See provider-api-compatibility.md for the compatibility matrix and field-level contract.

Worked Request Path

One plain path looks like this:

  • request model:
    • tag:fast
  • allowed model set:
    • gpt-4o-mini, claude-3-5-haiku
  • selection result:
    • gpt-4o-mini
  • alias result:
    • openai-gpt-4o-mini
  • planned route order:
    • openai-primary, then openai-backup
  • capability filter:
    • openai-primary stays eligible
  • execution:
    • the handler uses openai-primary
  • request-log fields:
    • model_key = gpt-4o-mini
    • resolved_model_key = openai-gpt-4o-mini
    • provider_key = openai-primary

Use request-lifecycle-and-failure-modes.md for the later logging, pricing, and budget effects.

/v1/models

GET /v1/models returns the gateway models visible to the authenticated API key.

Important notes:

  • it reflects gateway model identity, not raw provider catalogs
  • it shows grant-visible identities
  • it does not promise executable routes

That last point matters.
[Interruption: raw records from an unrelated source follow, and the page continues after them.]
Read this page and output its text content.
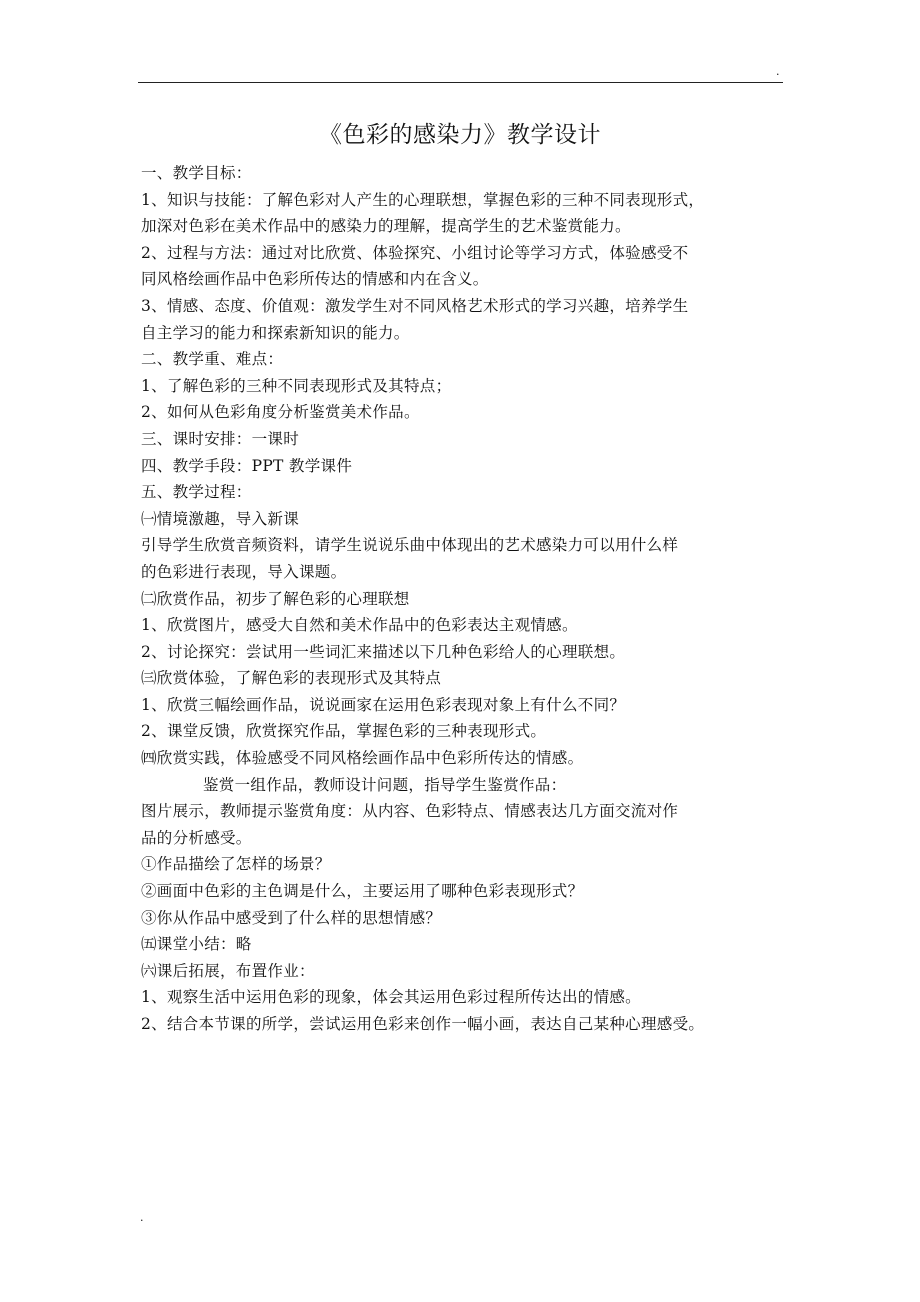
.
《色彩的感染力》教学设计
一、教学目标：
1、知识与技能：了解色彩对人产生的心理联想，掌握色彩的三种不同表现形式，
加深对色彩在美术作品中的感染力的理解，提高学生的艺术鉴赏能力。
2、过程与方法：通过对比欣赏、体验探究、小组讨论等学习方式，体验感受不
同风格绘画作品中色彩所传达的情感和内在含义。
3、情感、态度、价值观：激发学生对不同风格艺术形式的学习兴趣，培养学生
自主学习的能力和探索新知识的能力。
二、教学重、难点：
1、了解色彩的三种不同表现形式及其特点；
2、如何从色彩角度分析鉴赏美术作品。
三、课时安排：一课时
四、教学手段：PPT 教学课件
五、教学过程：
㈠情境激趣，导入新课
引导学生欣赏音频资料，请学生说说乐曲中体现出的艺术感染力可以用什么样
的色彩进行表现，导入课题。
㈡欣赏作品，初步了解色彩的心理联想
1、欣赏图片，感受大自然和美术作品中的色彩表达主观情感。
2、讨论探究：尝试用一些词汇来描述以下几种色彩给人的心理联想。
㈢欣赏体验，了解色彩的表现形式及其特点
1、欣赏三幅绘画作品，说说画家在运用色彩表现对象上有什么不同？
2、课堂反馈，欣赏探究作品，掌握色彩的三种表现形式。
㈣欣赏实践，体验感受不同风格绘画作品中色彩所传达的情感。
鉴赏一组作品，教师设计问题，指导学生鉴赏作品：
图片展示，教师提示鉴赏角度：从内容、色彩特点、情感表达几方面交流对作
品的分析感受。
①作品描绘了怎样的场景？
②画面中色彩的主色调是什么，主要运用了哪种色彩表现形式？
③你从作品中感受到了什么样的思想情感？
㈤课堂小结：略
㈥课后拓展，布置作业：
1、观察生活中运用色彩的现象，体会其运用色彩过程所传达出的情感。
2、结合本节课的所学，尝试运用色彩来创作一幅小画，表达自己某种心理感受。
.
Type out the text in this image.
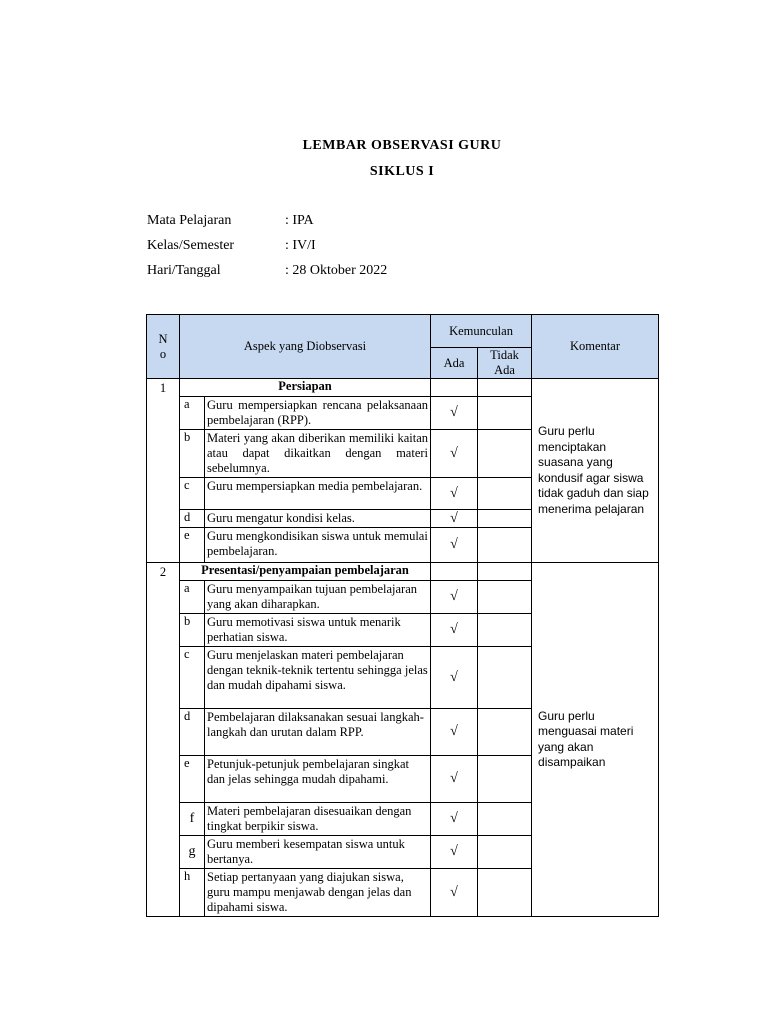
LEMBAR OBSERVASI GURU
SIKLUS I
Mata Pelajaran	: IPA
Kelas/Semester	: IV/I
Hari/Tanggal	: 28 Oktober 2022
N o	Aspek yang Diobservasi		Kemunculan		Komentar
			Ada	Tidak Ada	
1	Persiapan				Guru perlu menciptakan suasana yang kondusif agar siswa tidak gaduh dan siap menerima pelajaran
	a	Guru mempersiapkan rencana pelaksanaan pembelajaran (RPP).	√		
	b	Materi yang akan diberikan memiliki kaitan atau dapat dikaitkan dengan materi sebelumnya.	√		
	c	Guru mempersiapkan media pembelajaran.	√		
	d	Guru mengatur kondisi kelas.	√		
	e	Guru mengkondisikan siswa untuk memulai pembelajaran.	√		
2	Presentasi/penyampaian pembelajaran				Guru perlu menguasai materi yang akan disampaikan
	a	Guru menyampaikan tujuan pembelajaran yang akan diharapkan.	√		
	b	Guru memotivasi siswa untuk menarik perhatian siswa.	√		
	c	Guru menjelaskan materi pembelajaran dengan teknik-teknik tertentu sehingga jelas dan mudah dipahami siswa.	√		
	d	Pembelajaran dilaksanakan sesuai langkah-langkah dan urutan dalam RPP.	√		
	e	Petunjuk-petunjuk pembelajaran singkat dan jelas sehingga mudah dipahami.	√		
	f	Materi pembelajaran disesuaikan dengan tingkat berpikir siswa.	√		
	g	Guru memberi kesempatan siswa untuk bertanya.	√		
	h	Setiap pertanyaan yang diajukan siswa, guru mampu menjawab dengan jelas dan dipahami siswa.	√		
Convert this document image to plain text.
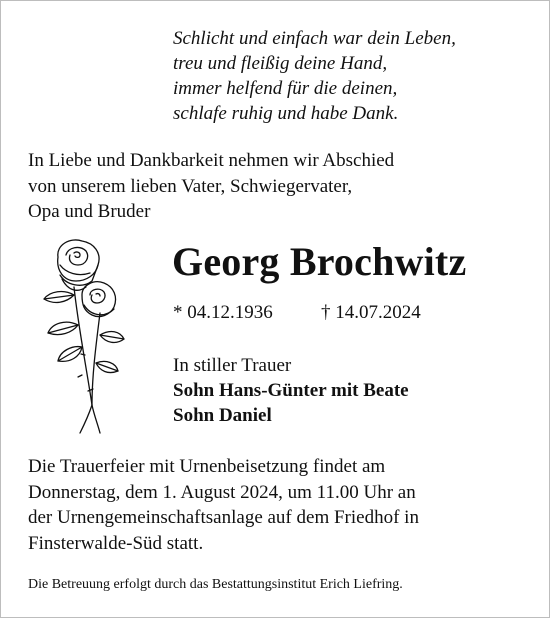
Schlicht und einfach war dein Leben,
treu und fleißig deine Hand,
immer helfend für die deinen,
schlafe ruhig und habe Dank.
In Liebe und Dankbarkeit nehmen wir Abschied
von unserem lieben Vater, Schwiegervater,
Opa und Bruder
Georg Brochwitz
* 04.12.1936	† 14.07.2024
In stiller Trauer
Sohn Hans-Günter mit Beate
Sohn Daniel
Die Trauerfeier mit Urnenbeisetzung findet am
Donnerstag, dem 1. August 2024, um 11.00 Uhr an
der Urnengemeinschaftsanlage auf dem Friedhof in
Finsterwalde-Süd statt.
Die Betreuung erfolgt durch das Bestattungsinstitut Erich Liefring.
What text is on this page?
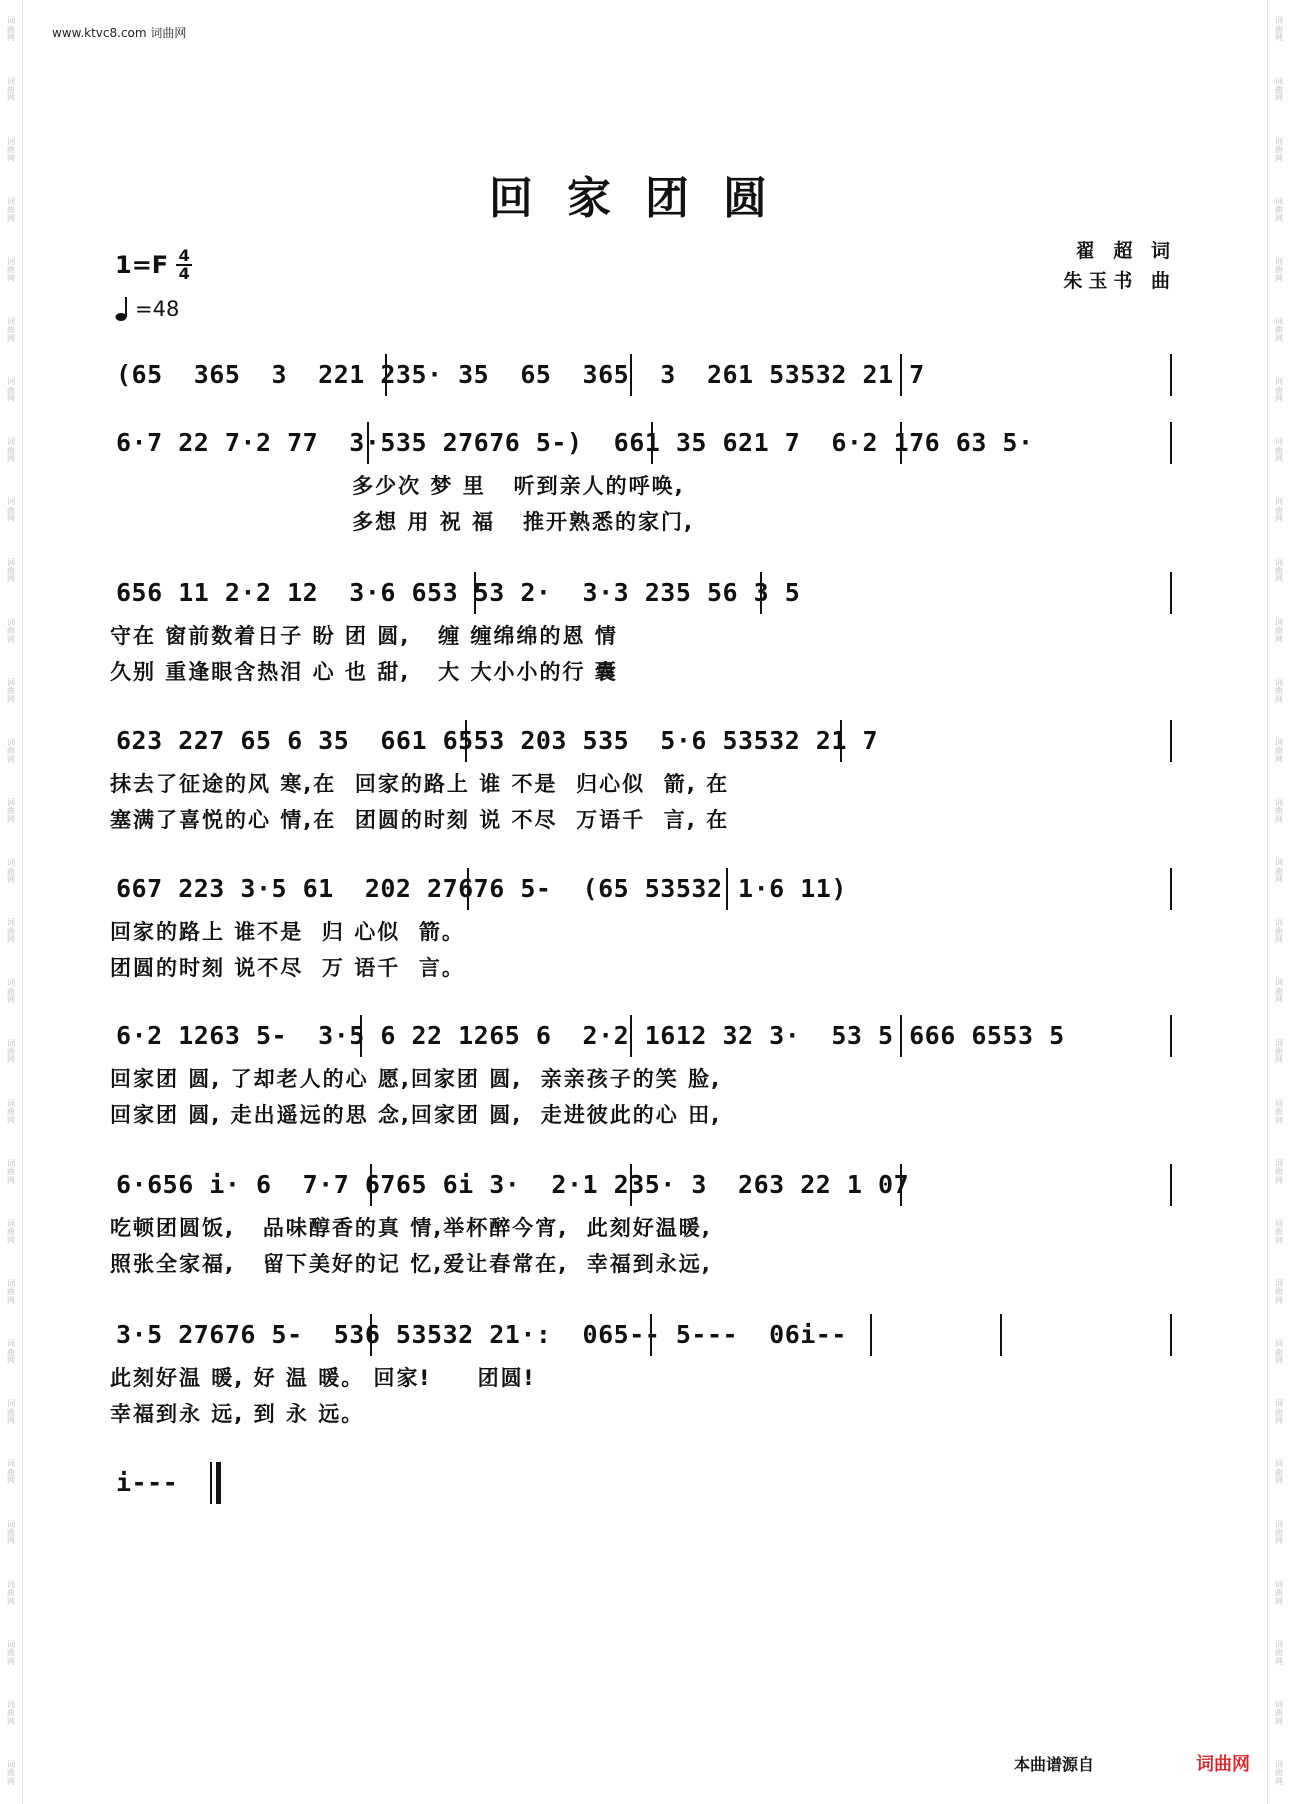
词
曲
网
词
曲
网
词
曲
网
词
曲
网
词
曲
网
词
曲
网
词
曲
网
词
曲
网
词
曲
网
词
曲
网
词
曲
网
词
曲
网
词
曲
网
词
曲
网
词
曲
网
词
曲
网
词
曲
网
词
曲
网
词
曲
网
词
曲
网
词
曲
网
词
曲
网
词
曲
网
词
曲
网
词
曲
网
词
曲
网
词
曲
网
词
曲
网
词
曲
网
词
曲
网
词
曲
网
词
曲
网
词
曲
网
词
曲
网
词
曲
网
词
曲
网
词
曲
网
词
曲
网
词
曲
网
词
曲
网
词
曲
网
词
曲
网
词
曲
网
词
曲
网
词
曲
网
词
曲
网
词
曲
网
词
曲
网
词
曲
网
词
曲
网
词
曲
网
词
曲
网
词
曲
网
词
曲
网
词
曲
网
词
曲
网
词
曲
网
词
曲
网
词
曲
网
词
曲
网
www.ktvc8.com 词曲网
回家团圆
$1=F \frac{4}{4}$
=48
翟 超 词
朱玉书 曲
(65  365  3  221 235· 35  65  365  3  261 53532 21 7
6·7 22 7·2 77  3·535 27676 5-)  661 35 621 7  6·2 176 63 5·
多少次 梦 里   听到亲人的呼唤,
多想 用 祝 福   推开熟悉的家门,
656 11 2·2 12  3·6 653 53 2·  3·3 235 56 3 5
守在 窗前数着日子 盼 团 圆,   缠 缠绵绵的恩 情
久别 重逢眼含热泪 心 也 甜,   大 大小小的行 囊
623 227 65 6 35  661 6553 203 535  5·6 53532 21 7
抹去了征途的风 寒,在  回家的路上 谁 不是  归心似  箭, 在
塞满了喜悦的心 情,在  团圆的时刻 说 不尽  万语千  言, 在
667 223 3·5 61  202 27676 5-  (65 53532 1·6 11)
回家的路上 谁不是  归 心似  箭。
团圆的时刻 说不尽  万 语千  言。
6·2 1263 5-  3·5 6 22 1265 6  2·2 1612 32 3·  53 5 666 6553 5
回家团 圆, 了却老人的心 愿,回家团 圆,  亲亲孩子的笑 脸,
回家团 圆, 走出遥远的思 念,回家团 圆,  走进彼此的心 田,
6·656 i· 6  7·7 6765 6i 3·  2·1 235· 3  263 22 1 07
吃顿团圆饭,   品味醇香的真 情,举杯醉今宵,  此刻好温暖,
照张全家福,   留下美好的记 忆,爱让春常在,  幸福到永远,
3·5 27676 5-  536 53532 21·:  065-- 5---  06i--
此刻好温 暖, 好 温 暖。 回家!     团圆!
幸福到永 远, 到 永 远。
i---
本曲谱源自	词曲网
A model can be visible and still fail if route viability or capability checks remove every route.

/v1/chat/completions

Current behavior highlights:

  • request IDs are propagated through x-request-id
  • budget checks run before provider execution
  • successful requests write usage when usage can be normalized
  • request logs store both requested and resolved model identity

/v1/responses

POST /v1/responses follows the same authentication, model resolution, route planning, budget guard, logging, and ledger flow as Chat Completions.

Important differences:

  • route capability filtering requires responses
  • provider execution calls the provider's Responses methods, not Chat Completions methods
  • streaming preserves Responses response.* event names and payloads instead of rewriting them into Chat Completions chunks
  • usage is normalized from input_tokens, output_tokens, and total_tokens

/v1/embeddings

POST /v1/embeddings follows the same high-level path:

  • authenticate
  • resolve the requested model
  • capability-filter the route set
  • execute the first eligible route
  • write usage when usage can be normalized

Current limitation:

  • Vertex embeddings remain out of scope in this slice and should be excluded by capability gating

Route Viability Versus Capability Mismatch

SymptomMeaning
invalid_requestthe model resolved, but capability filtering removed every route
no_routes_availablethe model exists, but no usable route survived provider and route-viability checks

That distinction is one of the fastest ways to debug a visible-but-unusable model.

Current V1 Behavior

The live runtime is intentionally narrow in this slice:

  • single-route execution only
  • no retry loop
  • no live fallback loop
  • strict capability filtering before provider execution

The open retry/fallback policy work must amend this section when it lands; see issue #118.